Мы только вдвоем и летим быстрее ветра, нас никто не найдет и никто не догонит! Я разражаюсь звонким, восторженным криком, отпускаю на волю душу, избавляюсь от всего, что держало в рамках, и Ваня присоединяется к бунту — тоже громко, до хрипа, вопит и хохочет.

Поле заканчивается кустами ракиты и неглубокой протяженной балкой, усыпанной цветками ранней земляники. Ваня глушит мотор, отпускает руль, и внезапно воцарившаяся тишина звенит в ушах. Он оборачивается, подает мне руку, и я, с трудом соскочив с квадрика, наконец обретаю зыбкую, уплывающую из-под ног твердь.

Поправляю козырек бейсболки, сдуваю с лица выбившиеся пряди и обнаруживаю на щеках влажные борозды слез. Что-то невыносимо пульсирует в солнечном сплетении, в груди горит, а коленки дрожат. Ваня, с копной растрепанных светлых волос и дурной, широченной улыбкой прекрасен настолько, что я рискую умереть от умиления, упасть в обморок или сойти с ума.

Я ни разу не видела его таким — взведенным, как пружина, дерзким и бешеным. Может, это и есть его истинное, тщательно скрываемое ото всех «я»?

Ослабевшие ноги не слушаются, и мы, держась за руки, медленно бредем к логу. Над травой гудят толстые шмели, из-под кедов выпархивают мелкие птички. Мы смеемся и болтаем о нелюбимых фильмах — я ненавижу давящий хоррор, а Волков — супергероев.

— Оно и видно! — я кошусь на принт на его толстовке, и он криво ухмыляется:

— Да и я не Супермен. Это такая метаирония… Забей. Общение с миром посредством надписей на шмотках — верх хикканства и та еще тупость.

Припоминаю надписи и принты на его одежде и пораженно застываю — каждая едкая фраза или многозначительный рисунок действительно подходили к ситуациям, выражали его отношение к ним, насмехались, предостерегали, провозглашали, умоляли… Они и впрямь были его молчаливым диалогом с реальностью.

Сколько же еще интересных открытий прячет за душой этот невероятный парень?

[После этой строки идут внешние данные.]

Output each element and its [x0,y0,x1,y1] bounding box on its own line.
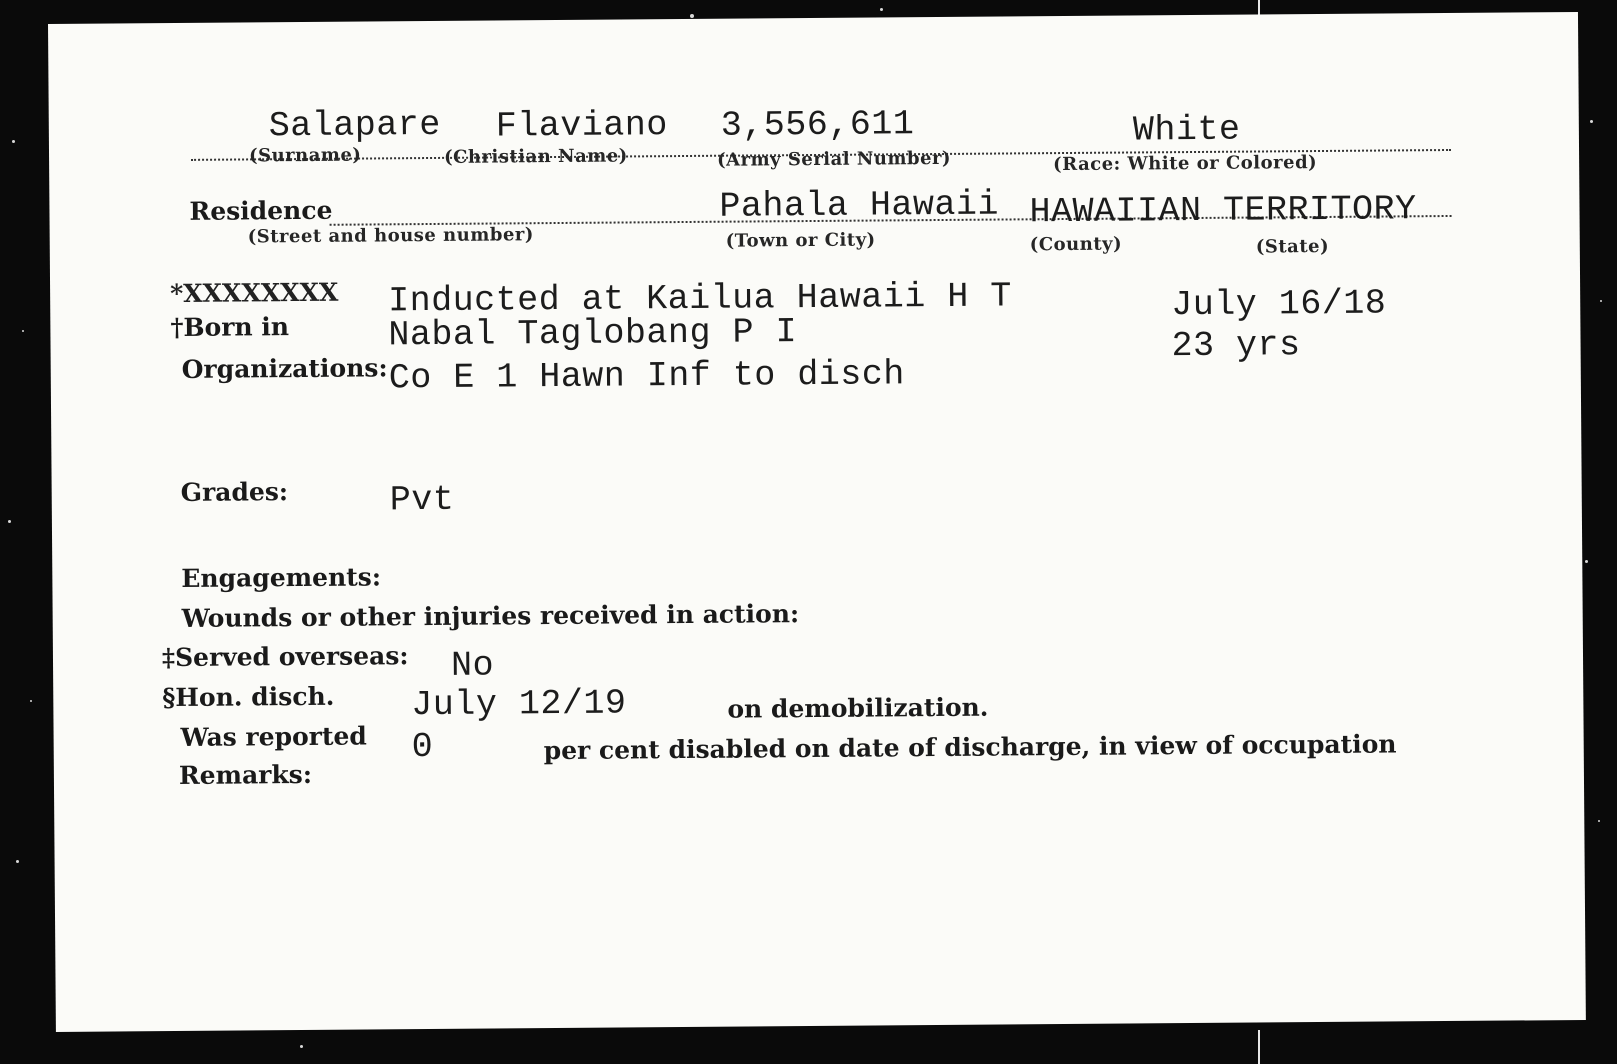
race-value: White [1132,109,1241,151]
disability-suffix: per cent disabled on date of discharge, in view of occupation [543,729,1397,766]
street-label: (Street and house number) [247,224,534,248]
wounds-label: Wounds or other injuries received in action: [181,599,800,633]
served-overseas-label: ‡Served overseas: [161,641,409,673]
county-label: (County) [1029,233,1123,256]
state-value: HAWAIIAN TERRITORY [1029,189,1417,233]
serial-number-label: (Army Serial Number) [717,147,952,171]
surname-label: (Surname) [248,144,362,167]
birthplace-value: Nabal Taglobang P I [388,312,798,356]
serial-number-value: 3,556,611 [720,104,915,146]
induction-value: Inducted at Kailua Hawaii H T [388,276,1012,322]
honorable-discharge-label: §Hon. disch. [162,681,335,713]
induction-date: July 16/18 [1171,283,1387,326]
disability-value: 0 [411,726,434,768]
served-overseas-value: No [450,645,495,686]
discharge-date: July 12/19 [411,683,627,726]
town-value: Pahala Hawaii [719,184,1000,227]
organizations-label: Organizations: [181,353,388,384]
race-label: (Race: White or Colored) [1053,152,1318,176]
remarks-label: Remarks: [178,759,313,790]
grades-label: Grades: [180,477,289,507]
age-value: 23 yrs [1171,325,1301,367]
surname-value: Salapare [268,104,441,147]
reported-label: Was reported [180,721,367,752]
draft-card [48,12,1586,1032]
struck-out-label: *XXXXXXXX [170,277,339,309]
residence-label: Residence [189,195,333,226]
town-label: (Town or City) [725,229,876,252]
state-label: (State) [1255,235,1330,258]
grades-value: Pvt [389,479,455,521]
discharge-suffix: on demobilization. [727,692,989,724]
christian-name-label: (Christian Name) [443,145,628,168]
christian-name-value: Flaviano [495,105,669,147]
born-in-label: †Born in [170,312,290,343]
engagements-label: Engagements: [181,562,382,593]
organizations-value: Co E 1 Hawn Inf to disch [388,354,906,399]
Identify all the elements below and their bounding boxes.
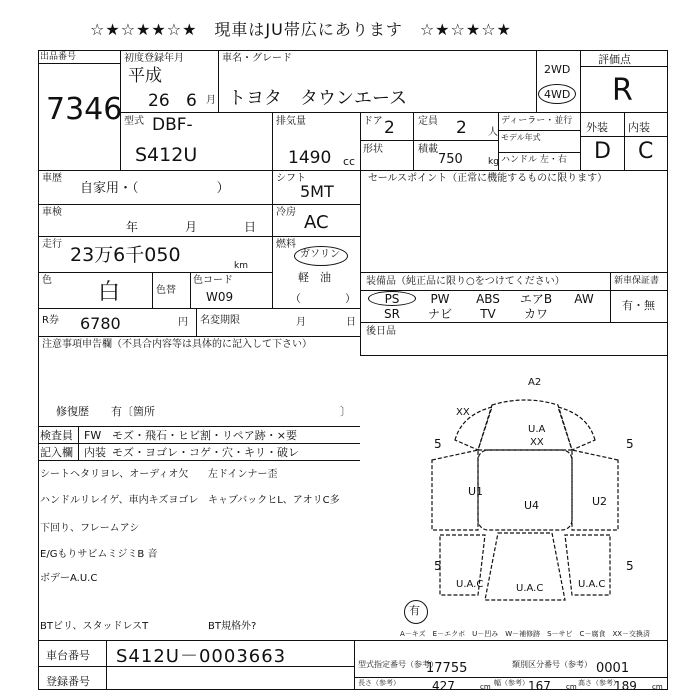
remark-3: 下回り、フレームアシ	[40, 523, 140, 534]
height-label: 高さ（参考）	[578, 679, 620, 687]
equip-leather: カワ	[523, 307, 548, 321]
cooler-value: AC	[304, 212, 329, 233]
equip-empty	[560, 306, 608, 321]
class-no-label: 類別区分番号（参考）	[512, 660, 592, 669]
spec-no-label: 型式指定番号（参考）	[358, 660, 438, 669]
width-value: 167	[528, 679, 551, 693]
diag-wheel-rr: 5	[626, 559, 634, 573]
recycle-label: R券	[42, 315, 59, 326]
length-cm: cm	[480, 683, 491, 691]
inspector-label: 検査員	[40, 429, 73, 442]
cc-unit: cc	[343, 155, 356, 168]
name-limit-label: 名変期限	[200, 315, 240, 326]
equip-pw: PW	[430, 291, 450, 306]
width-label: 幅（参考）	[494, 679, 529, 687]
repair-end: 〕	[340, 405, 351, 418]
diag-cab-right: U2	[592, 495, 608, 508]
remark-5: ボデーA.U.C	[40, 573, 98, 584]
recorder-prefix: 内装	[84, 446, 106, 459]
chassis-label: 車台番号	[46, 649, 90, 662]
remark-right-1: 左ドインナー歪	[208, 469, 278, 480]
lot-label: 出品番号	[40, 52, 77, 62]
car-name: トヨタ タウンエース	[228, 88, 408, 109]
equip-airbag: エアB	[519, 292, 553, 306]
recorder-label: 記入欄	[40, 446, 73, 459]
load-value: 750	[438, 152, 463, 167]
reg-no-label: 登録番号	[46, 675, 90, 688]
insp-year: 年	[126, 220, 139, 234]
equipment-label: 装備品（純正品に限り○をつけてください）	[366, 276, 565, 287]
lot-number: 7346	[46, 92, 123, 127]
reg-year-label: 初度登録年月	[124, 53, 184, 64]
warranty-label: 新車保証書	[614, 276, 660, 286]
nl-day: 日	[346, 317, 356, 328]
color-change-label: 色替	[156, 285, 176, 296]
model-code: S412U	[135, 144, 198, 166]
equip-ps: PS	[368, 291, 416, 306]
diag-cab-left: U1	[468, 485, 484, 498]
remark-right-3: BT規格外?	[208, 621, 257, 632]
model-label: 型式	[124, 116, 144, 127]
recorder-items: モズ・ヨゴレ・コゲ・穴・キリ・破レ	[112, 446, 299, 459]
diag-wheel-rl: 5	[434, 559, 442, 573]
dealer-label: ディーラー・並行	[501, 116, 573, 126]
model-year-label: モデル年式	[501, 133, 541, 142]
aftermarket-label: 後日品	[366, 326, 396, 337]
rating-label: 評価点	[598, 53, 631, 66]
load-label: 積載	[418, 144, 438, 155]
length-value: 427	[432, 679, 455, 693]
history-label: 車歴	[42, 173, 62, 184]
diag-wheel-fl: 5	[434, 437, 442, 451]
notes-label: 注意事項申告欄（不具合内容等は具体的に記入して下さい）	[42, 339, 312, 350]
wd4: 4WD	[544, 88, 571, 101]
warranty-options: 有・無	[622, 299, 655, 312]
equip-navi: ナビ	[427, 307, 452, 321]
reg-month: 6	[186, 91, 197, 111]
shift-label: シフト	[276, 173, 306, 184]
displacement-label: 排気量	[276, 116, 306, 127]
remark-2: ハンドルリレイゲ、車内キズヨゴレ	[40, 495, 199, 506]
history-value: 自家用・（ ）	[80, 181, 230, 196]
fuel-label: 燃料	[276, 239, 296, 250]
capacity-label: 定員	[418, 116, 438, 127]
legend: A－キズ E－エクボ U－凹み W－補修跡 S－サビ C－腐食 XX－交換済	[400, 630, 651, 638]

Он отходит на пару шагов вперед, по пути срывает самые большие и свежие ромашки и, когда их набирается целая охапка, торжественно вручает мне.

Я впадаю в ступор, не знаю, что предпринять и молча вглядываюсь в его настороженные, горящие странной надеждой глаза:

— Это мне?.. — я с волнением принимаю букет и тушуюсь. — Спасибо! Не поверишь, мне еще никогда не дарили цветов.

— А я… никому их еще не дарил, — тихо признается Ваня и краснеет.

Он стягивает с себя толстовку, бросает ее на траву и садится, а я с усталым вздохом опускаюсь рядом. Читаю очередную остроумную надпись на его белой футболке: «Я тебя услышал», достаю из рюкзака бутерброды и яблоки и, с аппетитом их поглощая, терпеливо учу жующего Волкова премудростям плетения венков из ромашек.

Получается неплохо — пышно и празднично, с налетом славянского фэнтези и легкой грусти. Я верчу в руках результат совместной работы, водружаю его на светлые волосы Вани и обмираю:

— Ух…Тебе, случайно, не говорили, что ты похож на эльфа?

— Мне много что говорили… Но на тебе он точно будет лучше смотреться, — Он снимает с меня бейсболку, по-свойски избавляет шевелюру от плена резинки, перекладывает венок на мою макушку и, без всякого стеснения, пристально пялится: — А ты похожа на эльфийскую королеву…

Мои внутренности снова окатывает крутым кипятком. Или он прекратит так смотреть, или у меня и впрямь слетит крыша.

Солнце стоит в зените, полуденная нега разморила природу.

Я убираю проклятый венок и изображаю благостную послеобеденную зевоту — лучшего повода прервать зрительный контакт я не придумала.